Na ausência de comunidades reais como as famílias ou companheiros de um projeto político ou religioso que nos ultrapassa, quando os laços de pertencimento se esgarçam amplia-se o mercado das relações virtuais, a rede de amigos que se contam em milhares, virtualidades deletáveis em um clique indolor. Facebook — jogo divertido de comunicação sem relação — ultrapassou a cifra de um bilhão de usuários. O conceito qualitativo de amizade, privilégio durável de uns poucos escolhidos, nessa nova civilização dilui-se no quantitativo efêmero.

O ciberespaço abriga zonas de sombra. A identidade de sua população é improvável, lábil, cambiante. Pode ser e não ser. Qualquer um pode ser muitos, se desdobrar em quantas vidas adote.
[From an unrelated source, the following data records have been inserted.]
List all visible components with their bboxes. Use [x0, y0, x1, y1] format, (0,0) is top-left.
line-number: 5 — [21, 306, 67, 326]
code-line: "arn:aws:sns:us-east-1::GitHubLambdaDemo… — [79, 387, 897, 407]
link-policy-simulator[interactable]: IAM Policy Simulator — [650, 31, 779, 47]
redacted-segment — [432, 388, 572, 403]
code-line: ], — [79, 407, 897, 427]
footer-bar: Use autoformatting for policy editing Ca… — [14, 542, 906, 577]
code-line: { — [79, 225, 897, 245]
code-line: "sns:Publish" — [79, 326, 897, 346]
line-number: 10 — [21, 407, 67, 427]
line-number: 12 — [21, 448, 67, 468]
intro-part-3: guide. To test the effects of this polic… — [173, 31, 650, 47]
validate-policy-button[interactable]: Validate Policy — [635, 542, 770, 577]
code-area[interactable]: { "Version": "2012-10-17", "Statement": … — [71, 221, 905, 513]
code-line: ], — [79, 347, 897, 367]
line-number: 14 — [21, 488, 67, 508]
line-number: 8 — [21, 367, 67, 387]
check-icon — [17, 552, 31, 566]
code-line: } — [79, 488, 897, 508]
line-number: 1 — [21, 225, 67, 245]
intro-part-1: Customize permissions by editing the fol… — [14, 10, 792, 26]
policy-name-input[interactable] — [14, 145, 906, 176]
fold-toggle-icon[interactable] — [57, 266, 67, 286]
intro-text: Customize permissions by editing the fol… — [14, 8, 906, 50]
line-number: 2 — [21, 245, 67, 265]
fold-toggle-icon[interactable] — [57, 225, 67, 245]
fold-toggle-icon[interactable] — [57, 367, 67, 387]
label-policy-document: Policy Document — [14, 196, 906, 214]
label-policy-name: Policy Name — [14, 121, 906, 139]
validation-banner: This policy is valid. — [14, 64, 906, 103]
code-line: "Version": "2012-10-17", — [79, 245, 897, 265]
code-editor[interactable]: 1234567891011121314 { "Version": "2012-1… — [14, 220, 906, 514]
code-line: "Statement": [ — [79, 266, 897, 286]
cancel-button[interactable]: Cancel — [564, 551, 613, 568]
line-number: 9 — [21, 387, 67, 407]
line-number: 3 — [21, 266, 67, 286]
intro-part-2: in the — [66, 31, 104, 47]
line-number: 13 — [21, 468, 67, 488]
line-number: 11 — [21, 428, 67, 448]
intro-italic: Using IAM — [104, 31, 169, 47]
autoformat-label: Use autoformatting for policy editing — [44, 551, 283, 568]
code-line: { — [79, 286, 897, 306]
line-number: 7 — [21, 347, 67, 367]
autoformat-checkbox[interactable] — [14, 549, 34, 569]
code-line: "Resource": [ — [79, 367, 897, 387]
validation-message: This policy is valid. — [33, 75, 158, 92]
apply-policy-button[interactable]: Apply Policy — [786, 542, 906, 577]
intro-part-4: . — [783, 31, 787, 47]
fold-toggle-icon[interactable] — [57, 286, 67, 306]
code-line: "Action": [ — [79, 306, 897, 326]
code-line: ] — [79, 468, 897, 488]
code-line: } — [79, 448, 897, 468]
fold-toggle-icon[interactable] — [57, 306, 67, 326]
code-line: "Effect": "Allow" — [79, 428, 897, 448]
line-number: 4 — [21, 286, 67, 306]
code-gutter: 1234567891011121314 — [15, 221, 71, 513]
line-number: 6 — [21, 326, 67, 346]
Um nunca acabar de encontros pode se dar entre personagens ficcionais, cada um escrevendo o romance de uma vida. No ciberespaço quem é o Outro com quem nos relacionamos sem que tenhamos por ele responsabilidade?

As balizas de tempo e de espaço não vigoram no ciberespaço. O lugar do interlocutor é indefinido, o tempo pode ser inventado, relativizando essas dimensões com que sempre trabalhara o pensamento na construção da ideia mesma de real.

Essa população que se delicia no anonimato se quer também inimputável, sem lei, sem superego, sem tabu. Em boa hora o Congresso brasileiro acordou para este problema, aprovando projetos que penalizam crimes praticados na Rede. Outros, em pauta, propiciam a discussão sobre os limites ao vale-tudo nessa terra de ninguém.

O ciberespaço é habitado por nós mesmos, desmaterializados, é um rebatimento do mundo real, sem instituições, sem códigos de moral ou ética, de relacionamento entre pessoas, sem os interditos civilizatórios que domesticam a fera que dorme em cada um.

Esse inventário de perplexidades é herdeiro de um tempo em que estas questões eram relevantes. Daqui para frente ainda encontrarão eco nos espíritos ou parecerão cada vez mais anacrônicas e desprovidas de sentido?